Back at the Appellplatz we went into the former camp kitchen, where there was a temporary exhibition about the camp after the camp, meaning the history of the camp from its liberation to the present day. On the walls and in the display cases visitors moved between there were all manner of things: personal items, press cuttings from newspapers and magazines, television screens with looped projections of films, news reports, official documents. Although Marco had visited the Memorial quite frequently in the early years of the twenty-first century, there was, naturally, no trace of him in the exhibition. Leaving the former kitchen, we crossed the Appellplatz and went into what had been the laundry, which housed the permanent exhibition. The former laundry had two floors and a basement: on the upper floor there was a history of the camp from its establishment to its liberation; the ground floor and the basement were more or less devoted to the prisoners. We began our visit in the basement. There, in among the photographs of prisoners of various nationalities – including one Spanish man in a sailor’s uniform named Ángel Lekuona, who had been murdered on April 10, 1945, thirteen days before the camp was liberated – there was a metal lectern with a huge tome lying open on it, where, in alphabetical order, one could read the names of all the prisoners who had so far been identified. Leafing through the book, I found the name I was looking for; next to it there was a date, 15.08.1900, and a number: 6448. I pointed to it.

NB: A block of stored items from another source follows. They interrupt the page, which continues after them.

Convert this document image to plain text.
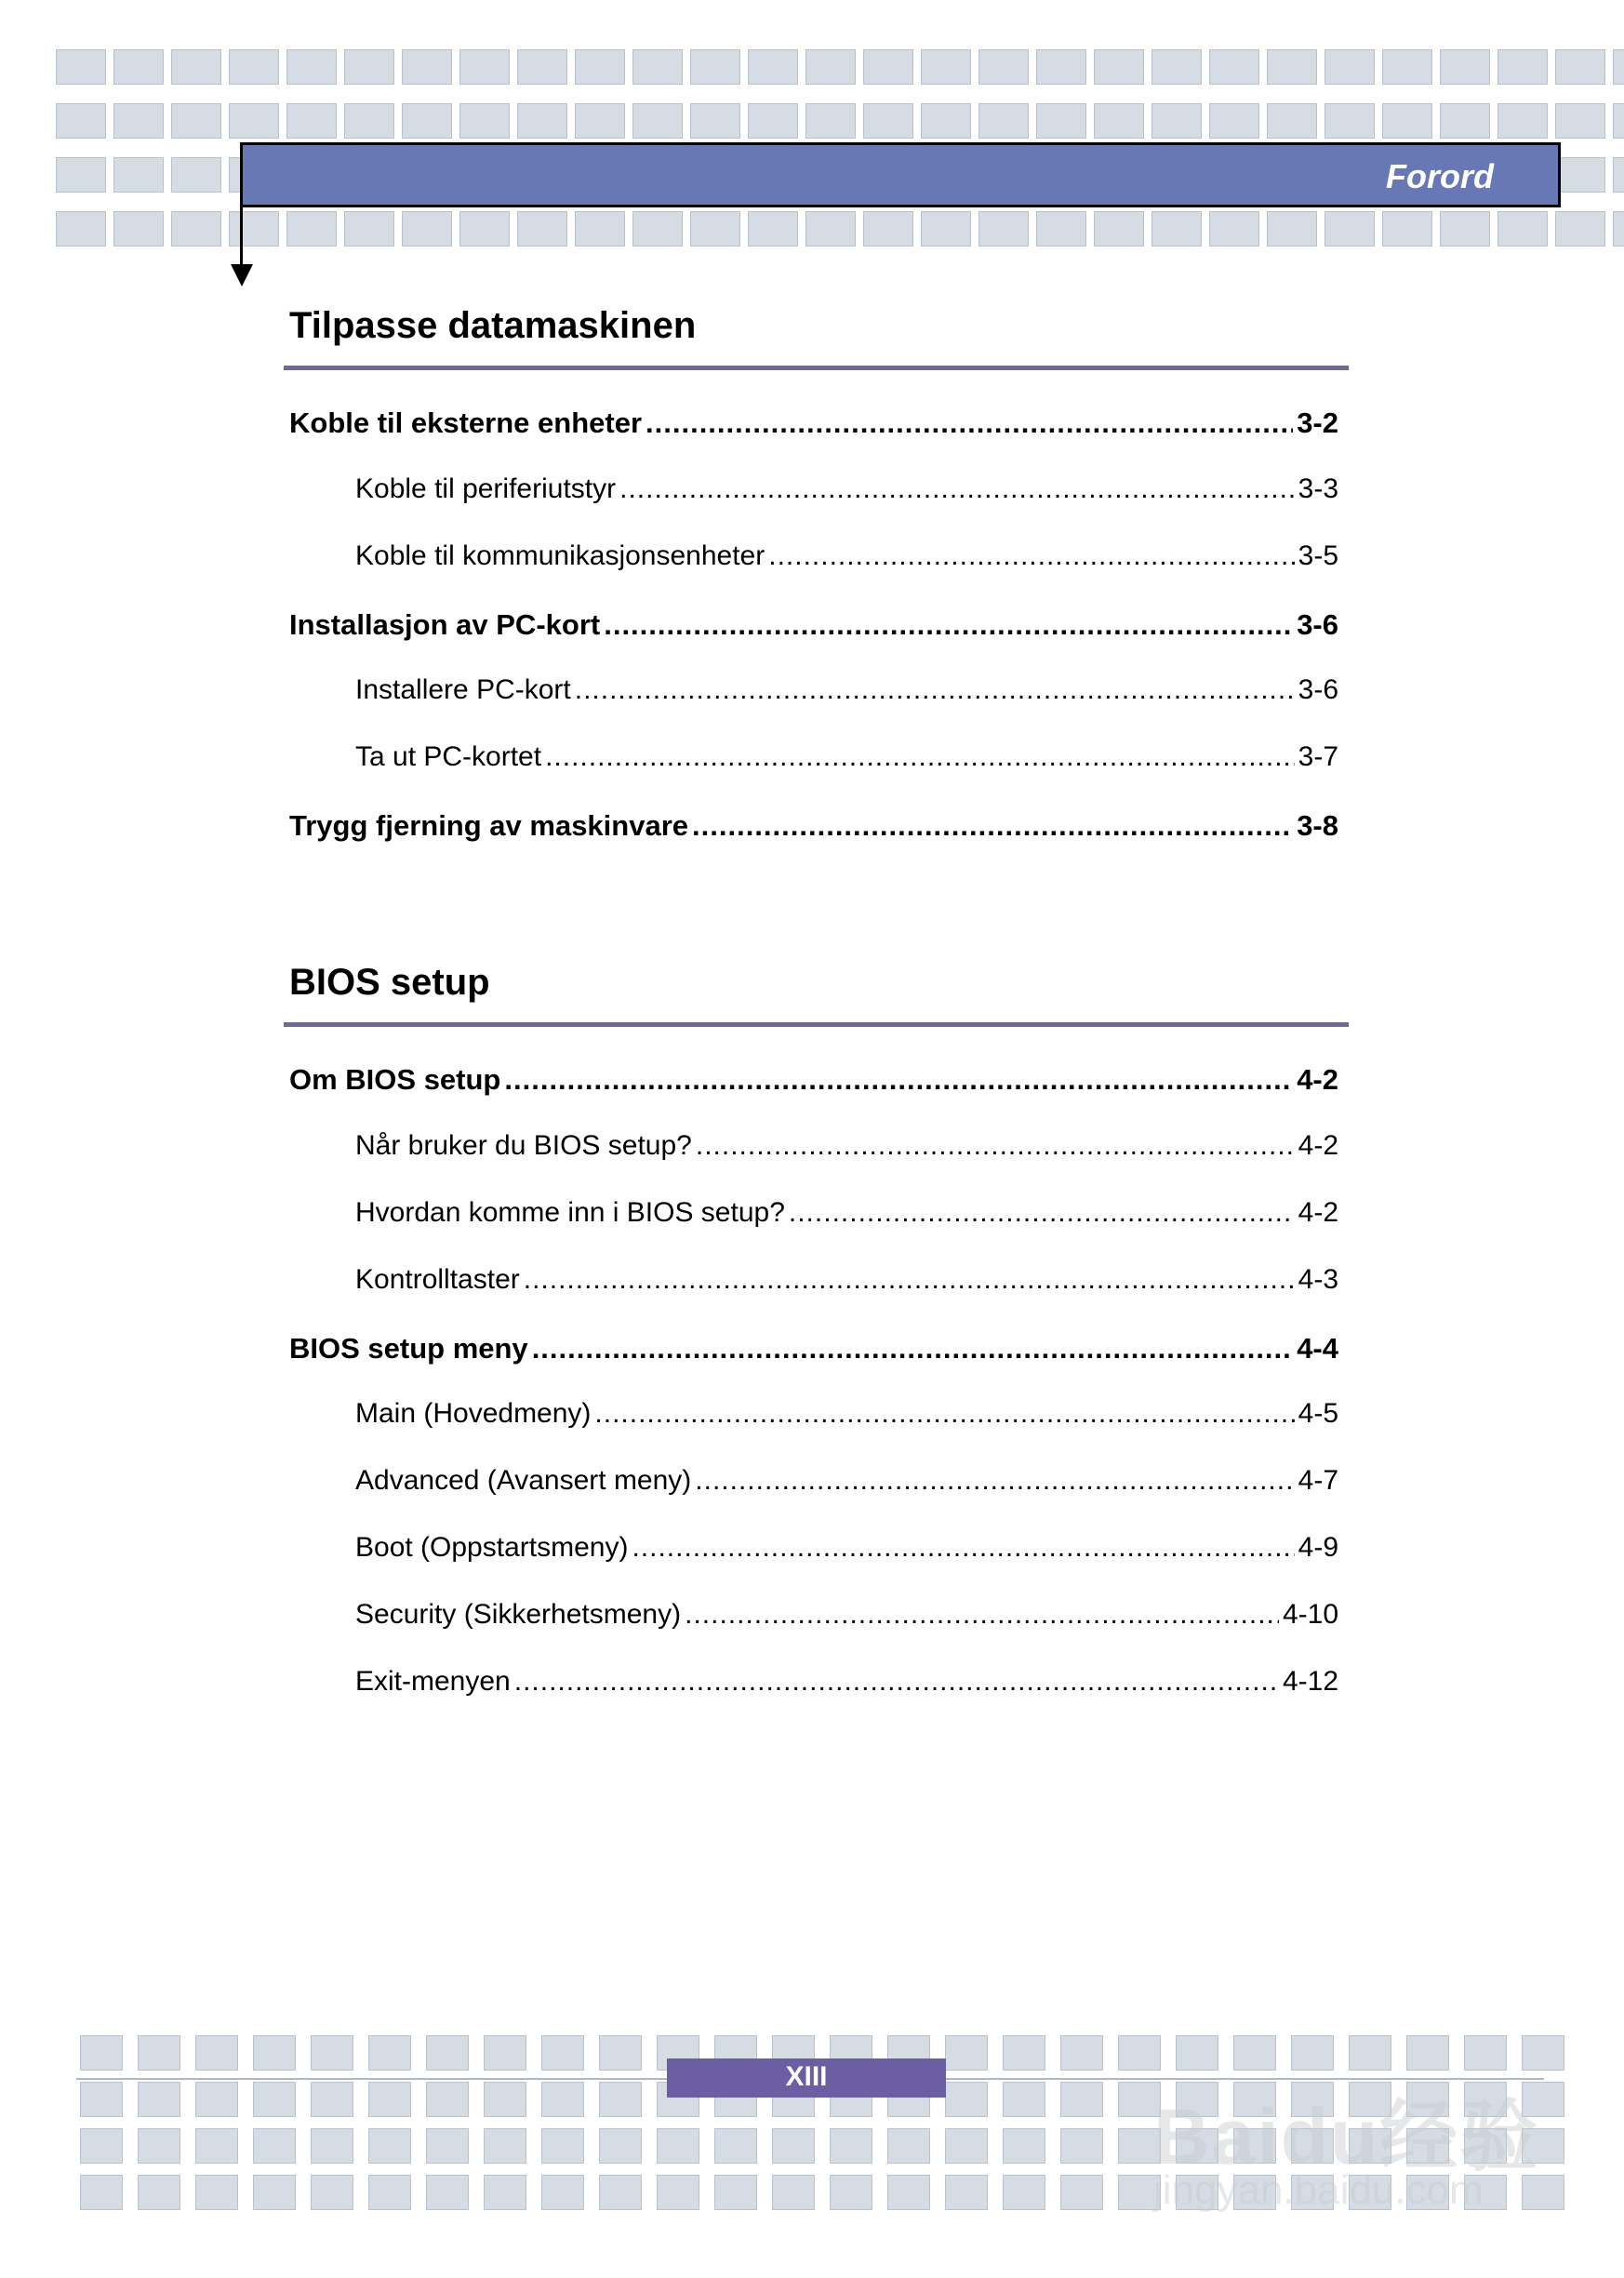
Forord
Tilpasse datamaskinen
Koble til eksterne enheter .....	3-2
Koble til periferiutstyr .....	3-3
Koble til kommunikasjonsenheter .....	3-5
Installasjon av PC-kort .....	3-6
Installere PC-kort .....	3-6
Ta ut PC-kortet .....	3-7
Trygg fjerning av maskinvare .....	3-8
BIOS setup
Om BIOS setup .....	4-2
Når bruker du BIOS setup? .....	4-2
Hvordan komme inn i BIOS setup? .....	4-2
Kontrolltaster .....	4-3
BIOS setup meny .....	4-4
Main (Hovedmeny) .....	4-5
Advanced (Avansert meny) .....	4-7
Boot (Oppstartsmeny) .....	4-9
Security (Sikkerhetsmeny) .....	4-10
Exit-menyen .....	4-12
XIII
Baidu经验
jingyan.baidu.com
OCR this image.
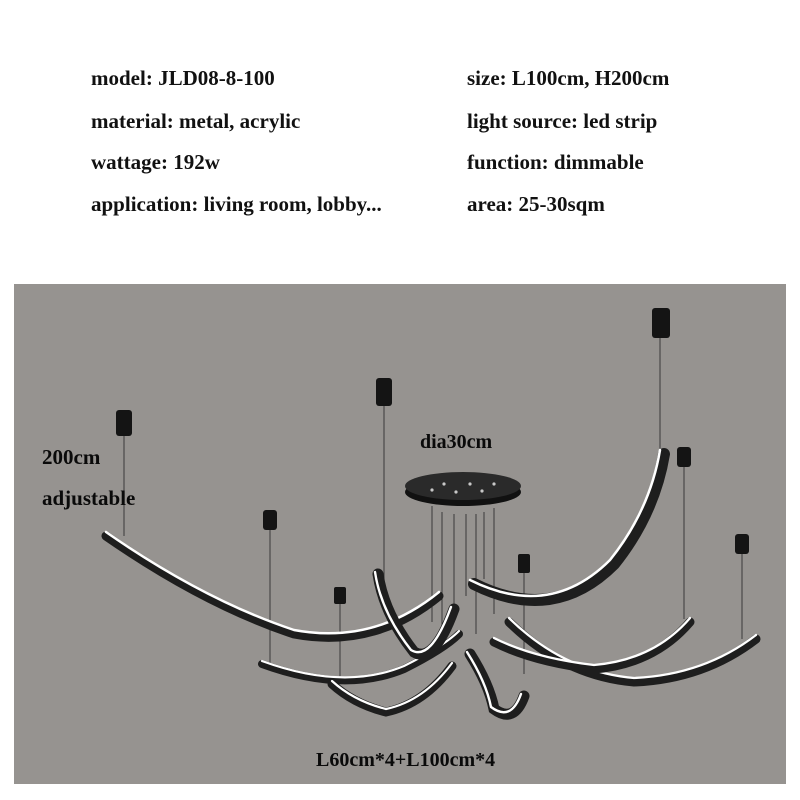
model: JLD08-8-100	size: L100cm, H200cm
material: metal, acrylic	light source: led strip
wattage: 192w	function: dimmable
application: living room, lobby...	area: 25-30sqm
200cm
adjustable
dia30cm
L60cm*4+L100cm*4
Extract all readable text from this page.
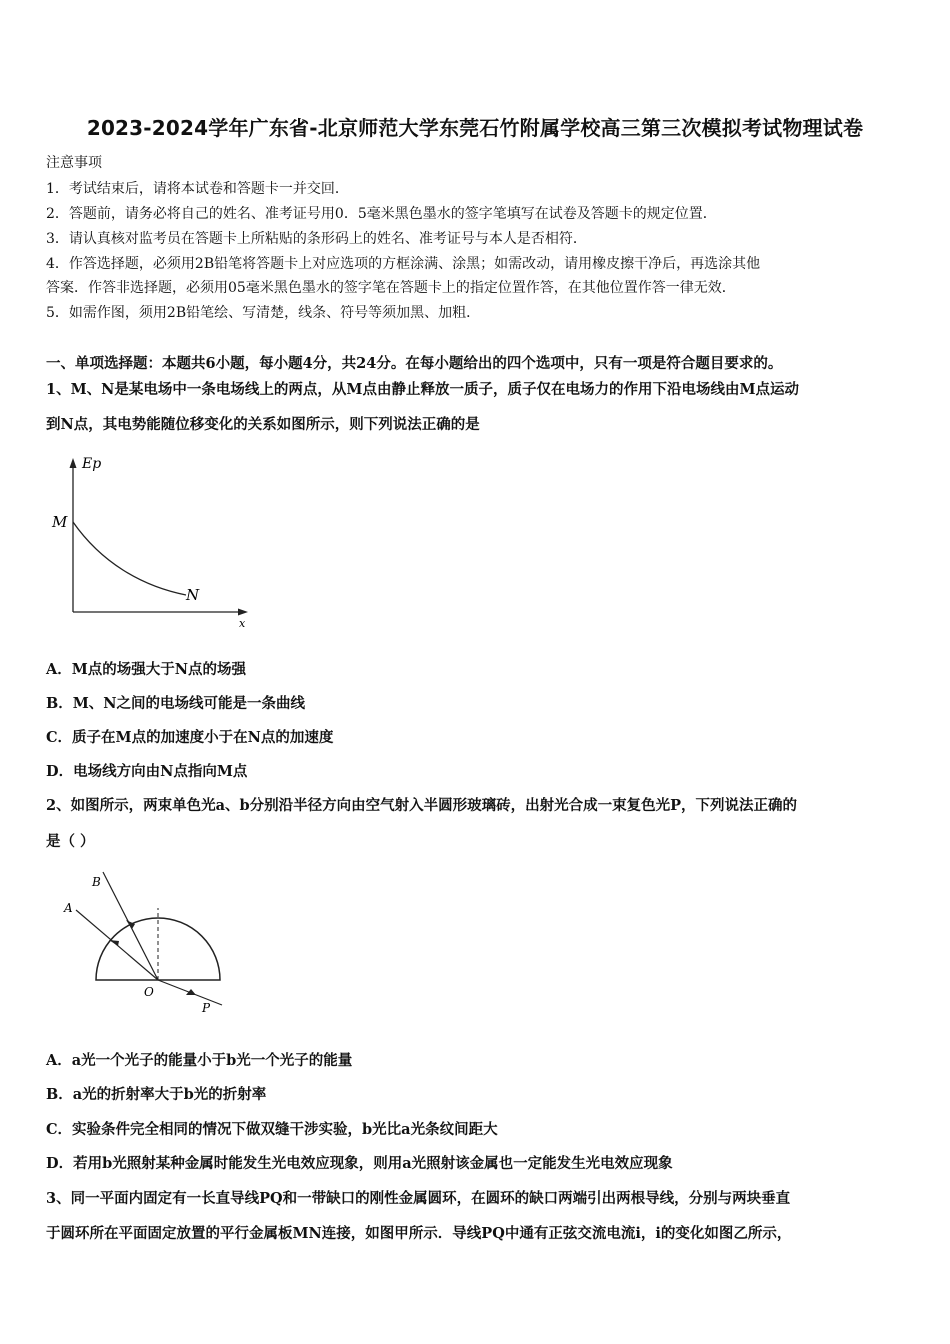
2023-2024学年广东省-北京师范大学东莞石竹附属学校高三第三次模拟考试物理试卷
注意事项
1．考试结束后，请将本试卷和答题卡一并交回．
2．答题前，请务必将自己的姓名、准考证号用0．5毫米黑色墨水的签字笔填写在试卷及答题卡的规定位置．
3．请认真核对监考员在答题卡上所粘贴的条形码上的姓名、准考证号与本人是否相符．
4．作答选择题，必须用2B铅笔将答题卡上对应选项的方框涂满、涂黑；如需改动，请用橡皮擦干净后，再选涂其他
答案．作答非选择题，必须用05毫米黑色墨水的签字笔在答题卡上的指定位置作答，在其他位置作答一律无效．
5．如需作图，须用2B铅笔绘、写清楚，线条、符号等须加黑、加粗．
一、单项选择题：本题共6小题，每小题4分，共24分。在每小题给出的四个选项中，只有一项是符合题目要求的。
1、M、N是某电场中一条电场线上的两点，从M点由静止释放一质子，质子仅在电场力的作用下沿电场线由M点运动
到N点，其电势能随位移变化的关系如图所示，则下列说法正确的是
Ep
x
M
N
A．M点的场强大于N点的场强
B．M、N之间的电场线可能是一条曲线
C．质子在M点的加速度小于在N点的加速度
D．电场线方向由N点指向M点
2、如图所示，两束单色光a、b分别沿半径方向由空气射入半圆形玻璃砖，出射光合成一束复色光P，下列说法正确的
是（ ）
B
A
O
P
A．a光一个光子的能量小于b光一个光子的能量
B．a光的折射率大于b光的折射率
C．实验条件完全相同的情况下做双缝干涉实验，b光比a光条纹间距大
D．若用b光照射某种金属时能发生光电效应现象，则用a光照射该金属也一定能发生光电效应现象
3、同一平面内固定有一长直导线PQ和一带缺口的刚性金属圆环，在圆环的缺口两端引出两根导线，分别与两块垂直
于圆环所在平面固定放置的平行金属板MN连接，如图甲所示．导线PQ中通有正弦交流电流i，i的变化如图乙所示，
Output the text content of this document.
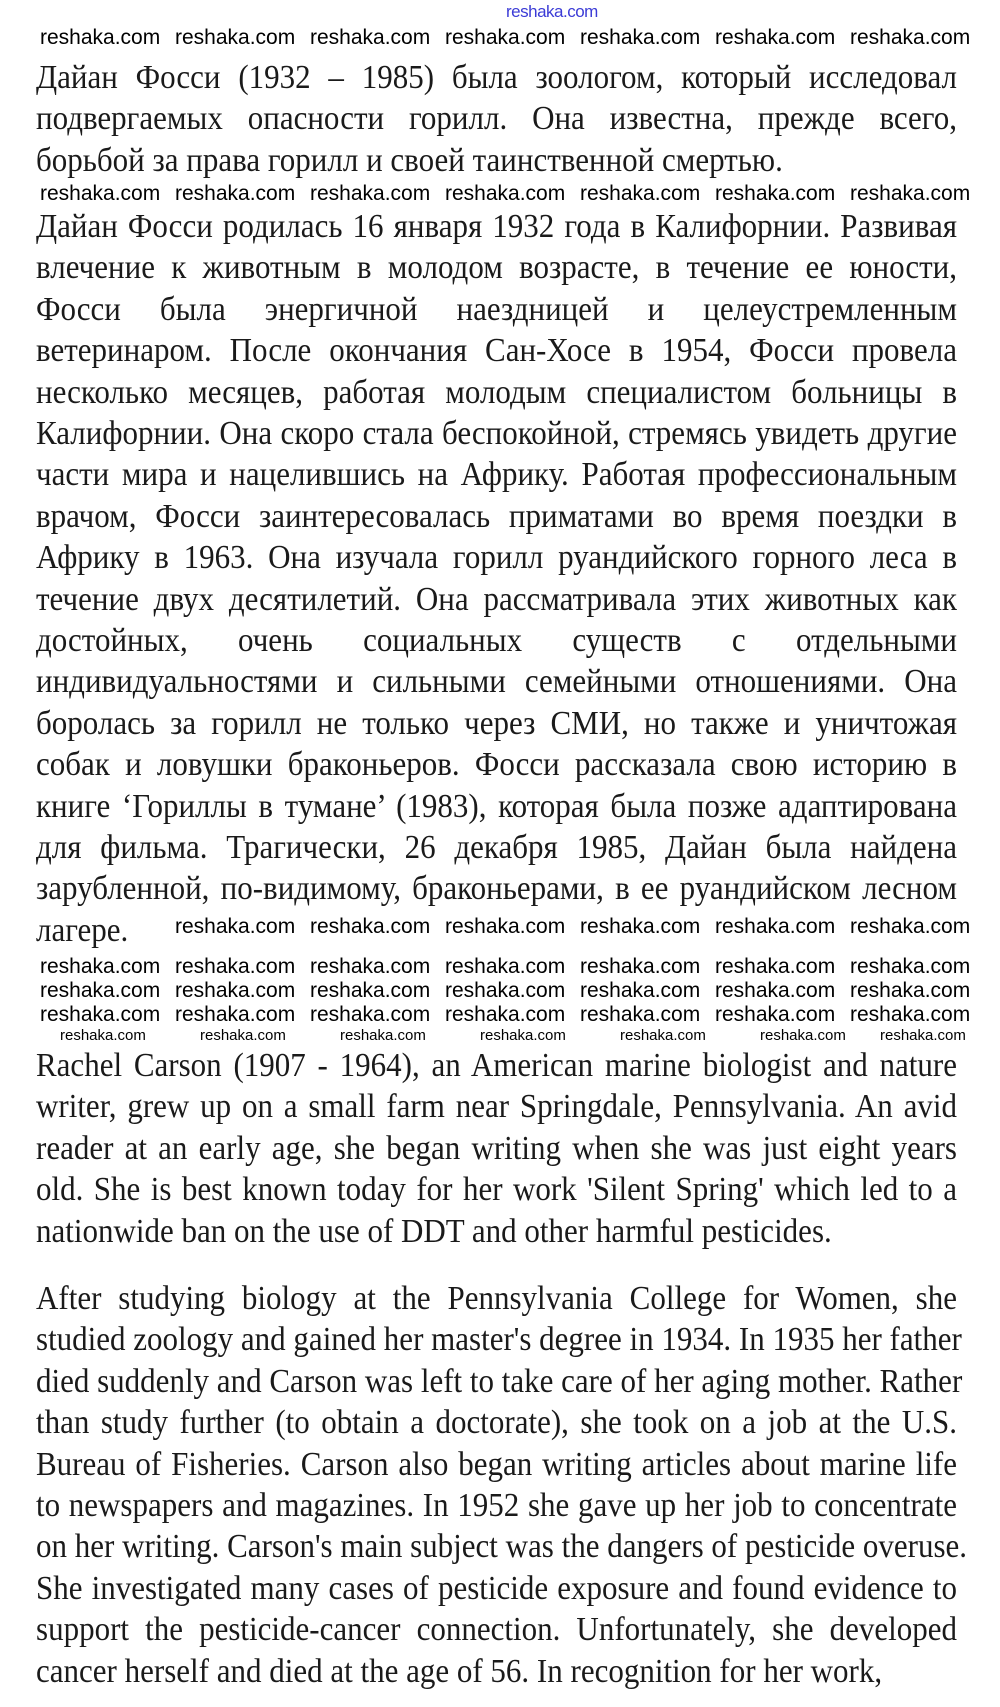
Дайан Фосси (1932 – 1985) была зоологом, который исследовал
подвергаемых опасности горилл. Она известна, прежде всего,
борьбой за права горилл и своей таинственной смертью.
Дайан Фосси родилась 16 января 1932 года в Калифорнии. Развивая
влечение к животным в молодом возрасте, в течение ее юности,
Фосси была энергичной наездницей и целеустремленным
ветеринаром. После окончания Сан-Хосе в 1954, Фосси провела
несколько месяцев, работая молодым специалистом больницы в
Калифорнии. Она скоро стала беспокойной, стремясь увидеть другие
части мира и нацелившись на Африку. Работая профессиональным
врачом, Фосси заинтересовалась приматами во время поездки в
Африку в 1963. Она изучала горилл руандийского горного леса в
течение двух десятилетий. Она рассматривала этих животных как
достойных, очень социальных существ с отдельными
индивидуальностями и сильными семейными отношениями. Она
боролась за горилл не только через СМИ, но также и уничтожая
собак и ловушки браконьеров. Фосси рассказала свою историю в
книге ‘Гориллы в тумане’ (1983), которая была позже адаптирована
для фильма. Трагически, 26 декабря 1985, Дайан была найдена
зарубленной, по-видимому, браконьерами, в ее руандийском лесном
лагере.
Rachel Carson (1907 - 1964), an American marine biologist and nature
writer, grew up on a small farm near Springdale, Pennsylvania. An avid
reader at an early age, she began writing when she was just eight years
old. She is best known today for her work 'Silent Spring' which led to a
nationwide ban on the use of DDT and other harmful pesticides.
After studying biology at the Pennsylvania College for Women, she
studied zoology and gained her master's degree in 1934. In 1935 her father
died suddenly and Carson was left to take care of her aging mother. Rather
than study further (to obtain a doctorate), she took on a job at the U.S.
Bureau of Fisheries. Carson also began writing articles about marine life
to newspapers and magazines. In 1952 she gave up her job to concentrate
on her writing. Carson's main subject was the dangers of pesticide overuse.
She investigated many cases of pesticide exposure and found evidence to
support the pesticide-cancer connection. Unfortunately, she developed
cancer herself and died at the age of 56. In recognition for her work,
reshaka.com
reshaka.com reshaka.com reshaka.com reshaka.com reshaka.com reshaka.com reshaka.com
reshaka.com reshaka.com reshaka.com reshaka.com reshaka.com reshaka.com reshaka.com
reshaka.com reshaka.com reshaka.com reshaka.com reshaka.com reshaka.com
reshaka.com reshaka.com reshaka.com reshaka.com reshaka.com reshaka.com reshaka.com
reshaka.com reshaka.com reshaka.com reshaka.com reshaka.com reshaka.com reshaka.com
reshaka.com reshaka.com reshaka.com reshaka.com reshaka.com reshaka.com reshaka.com
reshaka.com	reshaka.com	reshaka.com	reshaka.com	reshaka.com	reshaka.com reshaka.com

“That is the prisoner number that Marco appropriated,” I said, then I pointed to the name next to it, “and that’s the name of the guy who he usurped.”
“Moner Castell, Enric,” Raül read aloud, then said, “Enric Moner sounds like Enric Marco.”
“Exactly,” I said, “That’s why he chose him.”
We went upstairs. There, in a glass case, there was a notebook open at a page on which there was a handwritten list of names; to the left of each name, there was a number and the name or an abbreviation of the name of a country, to the right, there was a series of jottings.
“Right,” I said, “this is what we came to see.”
“What is?” Raül asked.
I nodded to the book and, while he filmed it, I said:
“It is one of the camp registers. In here, the Nazis wrote out by hand the names and some information about each prisoner who arrived in Flossenbürg. Although this can’t be the original, it has to be a facsimile, because the original books are in the National Archives in Washington. OK, now look at this.”
From my pocket I took a folded piece of paper, opened it out and held it up to the camera, which now shows a close-up of the document.
“You know what this is? It’s a photocopy of one of the pages in the register. It’s not the page you can see in the case, which runs from prisoner number 13661 to number 13672, while this runs from 6421 to 6450. And now,” I said pointing my index finger to what was written next to the number 6448 on the photocopy, “read this.”
“Span.,” he read, and then abruptly turned the camera away (on the recording, the image makes a sudden, uncontrolled swipe), and then looking at me, he screamed, “Fuck, it says Marco!”